The Healing Foundation workshop is over. (You can read about day 1 here.) We probably didn’t get as much done on evaluation as was originally planned, but many stories about, and visions for, healing were shared. There were many inspiring stories and people and I think we left with a sense of vision and hope.
It is always very moving to hear about the pain of the stolen generations, the loss of language and the loss of culture. (The stories probably took almost five hours in the end.) The stories clearly showed the importance of healing and they way various groups are approaching it.
The workshop helped clarify the intended outcomes of the Healing Foundation and when the outcomes are finalised I will post them.
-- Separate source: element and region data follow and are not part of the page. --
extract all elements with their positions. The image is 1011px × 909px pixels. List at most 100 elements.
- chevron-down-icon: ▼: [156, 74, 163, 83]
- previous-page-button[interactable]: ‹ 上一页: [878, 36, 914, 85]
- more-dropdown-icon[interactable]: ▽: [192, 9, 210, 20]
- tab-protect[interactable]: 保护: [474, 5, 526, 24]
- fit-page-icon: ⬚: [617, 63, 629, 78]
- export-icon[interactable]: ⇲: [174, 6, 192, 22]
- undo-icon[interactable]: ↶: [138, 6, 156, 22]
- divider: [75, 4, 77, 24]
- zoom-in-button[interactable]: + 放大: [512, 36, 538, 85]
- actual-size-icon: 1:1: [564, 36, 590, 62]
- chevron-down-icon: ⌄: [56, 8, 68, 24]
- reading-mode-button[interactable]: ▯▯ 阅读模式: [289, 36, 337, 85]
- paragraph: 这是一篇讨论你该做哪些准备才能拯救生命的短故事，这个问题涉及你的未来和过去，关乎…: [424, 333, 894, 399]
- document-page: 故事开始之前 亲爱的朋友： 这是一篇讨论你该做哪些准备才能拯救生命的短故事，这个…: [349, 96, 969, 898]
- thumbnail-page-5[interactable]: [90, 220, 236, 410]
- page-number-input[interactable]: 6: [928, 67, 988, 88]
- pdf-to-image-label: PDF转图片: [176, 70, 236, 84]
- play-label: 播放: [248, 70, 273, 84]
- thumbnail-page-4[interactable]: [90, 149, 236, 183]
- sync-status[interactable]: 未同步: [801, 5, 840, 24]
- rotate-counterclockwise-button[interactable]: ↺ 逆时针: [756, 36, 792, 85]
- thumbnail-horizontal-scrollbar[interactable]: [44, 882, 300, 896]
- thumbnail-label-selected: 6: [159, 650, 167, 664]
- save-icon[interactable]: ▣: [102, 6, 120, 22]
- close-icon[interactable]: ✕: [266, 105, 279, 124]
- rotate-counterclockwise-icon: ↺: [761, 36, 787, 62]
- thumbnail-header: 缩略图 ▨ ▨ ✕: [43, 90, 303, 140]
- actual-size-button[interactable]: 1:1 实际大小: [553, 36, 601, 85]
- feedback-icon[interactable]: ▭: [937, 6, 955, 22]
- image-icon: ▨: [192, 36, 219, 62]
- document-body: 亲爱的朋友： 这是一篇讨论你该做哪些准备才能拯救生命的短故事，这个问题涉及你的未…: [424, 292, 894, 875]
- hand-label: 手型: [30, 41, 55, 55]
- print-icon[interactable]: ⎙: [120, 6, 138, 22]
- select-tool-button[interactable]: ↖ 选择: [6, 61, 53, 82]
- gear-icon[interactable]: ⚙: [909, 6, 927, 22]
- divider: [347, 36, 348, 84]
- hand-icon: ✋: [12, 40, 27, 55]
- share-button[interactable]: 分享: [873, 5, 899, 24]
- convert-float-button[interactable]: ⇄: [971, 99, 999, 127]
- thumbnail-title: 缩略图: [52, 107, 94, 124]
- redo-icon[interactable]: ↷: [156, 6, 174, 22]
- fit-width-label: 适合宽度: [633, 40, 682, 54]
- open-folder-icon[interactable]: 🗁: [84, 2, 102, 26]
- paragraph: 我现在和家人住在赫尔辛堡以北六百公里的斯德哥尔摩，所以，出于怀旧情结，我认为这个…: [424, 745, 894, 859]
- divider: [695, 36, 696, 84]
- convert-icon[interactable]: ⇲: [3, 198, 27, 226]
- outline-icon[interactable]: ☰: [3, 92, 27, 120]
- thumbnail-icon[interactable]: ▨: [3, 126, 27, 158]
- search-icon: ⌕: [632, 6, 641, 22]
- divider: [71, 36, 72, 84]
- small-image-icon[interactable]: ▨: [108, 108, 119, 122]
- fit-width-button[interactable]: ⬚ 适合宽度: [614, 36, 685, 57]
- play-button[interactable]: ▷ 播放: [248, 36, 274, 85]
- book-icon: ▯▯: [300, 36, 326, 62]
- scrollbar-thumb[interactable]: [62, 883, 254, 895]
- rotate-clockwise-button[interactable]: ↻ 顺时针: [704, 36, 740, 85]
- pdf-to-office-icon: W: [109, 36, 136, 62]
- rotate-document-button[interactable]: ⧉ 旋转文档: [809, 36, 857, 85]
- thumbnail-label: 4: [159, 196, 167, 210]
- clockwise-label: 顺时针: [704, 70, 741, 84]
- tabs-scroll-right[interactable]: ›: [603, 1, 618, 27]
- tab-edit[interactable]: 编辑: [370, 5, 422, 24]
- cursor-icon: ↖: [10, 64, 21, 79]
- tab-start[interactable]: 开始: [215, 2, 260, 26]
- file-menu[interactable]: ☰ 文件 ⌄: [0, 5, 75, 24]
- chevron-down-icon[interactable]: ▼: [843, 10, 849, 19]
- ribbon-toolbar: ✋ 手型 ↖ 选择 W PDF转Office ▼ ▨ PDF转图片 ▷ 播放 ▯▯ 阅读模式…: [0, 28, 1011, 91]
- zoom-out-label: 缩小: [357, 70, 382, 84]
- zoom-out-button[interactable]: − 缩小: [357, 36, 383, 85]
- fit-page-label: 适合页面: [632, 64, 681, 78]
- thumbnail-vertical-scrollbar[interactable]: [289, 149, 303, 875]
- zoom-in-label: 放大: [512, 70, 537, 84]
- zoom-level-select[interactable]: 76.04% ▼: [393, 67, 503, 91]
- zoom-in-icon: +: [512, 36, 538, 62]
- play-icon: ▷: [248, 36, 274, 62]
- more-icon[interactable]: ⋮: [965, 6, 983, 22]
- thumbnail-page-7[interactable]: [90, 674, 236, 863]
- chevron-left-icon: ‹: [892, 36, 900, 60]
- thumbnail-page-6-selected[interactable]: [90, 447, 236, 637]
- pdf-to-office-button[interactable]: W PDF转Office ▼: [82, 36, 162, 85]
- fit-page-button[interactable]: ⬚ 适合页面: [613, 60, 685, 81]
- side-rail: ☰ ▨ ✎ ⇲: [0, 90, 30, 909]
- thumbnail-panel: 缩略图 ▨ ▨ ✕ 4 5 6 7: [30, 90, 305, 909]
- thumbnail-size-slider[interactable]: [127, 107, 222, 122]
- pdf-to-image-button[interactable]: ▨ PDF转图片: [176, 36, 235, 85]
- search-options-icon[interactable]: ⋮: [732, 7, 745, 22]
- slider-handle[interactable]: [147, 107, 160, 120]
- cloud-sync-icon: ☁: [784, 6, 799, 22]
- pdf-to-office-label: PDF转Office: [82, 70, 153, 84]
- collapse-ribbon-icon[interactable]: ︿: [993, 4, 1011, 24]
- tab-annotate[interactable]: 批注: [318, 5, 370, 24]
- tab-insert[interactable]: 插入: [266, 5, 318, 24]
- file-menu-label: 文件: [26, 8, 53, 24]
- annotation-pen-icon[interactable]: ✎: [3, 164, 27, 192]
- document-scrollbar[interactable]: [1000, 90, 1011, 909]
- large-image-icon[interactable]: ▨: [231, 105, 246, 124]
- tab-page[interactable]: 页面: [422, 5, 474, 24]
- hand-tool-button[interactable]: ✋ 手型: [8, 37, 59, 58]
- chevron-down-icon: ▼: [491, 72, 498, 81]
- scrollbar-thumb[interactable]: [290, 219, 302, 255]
They centre around physical, social, emotional and spiritual wellbeing; and the importance of culture to healing.
Tuesday evening we finished with an informal performance by Roger Knox (who is one of the grant recipients) and the three days finished with a smoking ceremony. Kat Hope agreed to let me interview her about community engagement in the context of her work in Alice Springs, which I will post soon.
I’d like to finish this post with a quote from Aunty Milly Sandy, an inspirational Rembarunga Elder living and working in Wugularr (Beswick). It captured for me the strong sense of connection, the lack of bitterness and the strong relationship with land.
You are all my sisters and brothers. We walk in the land together but it is the tribal groups who hold the land.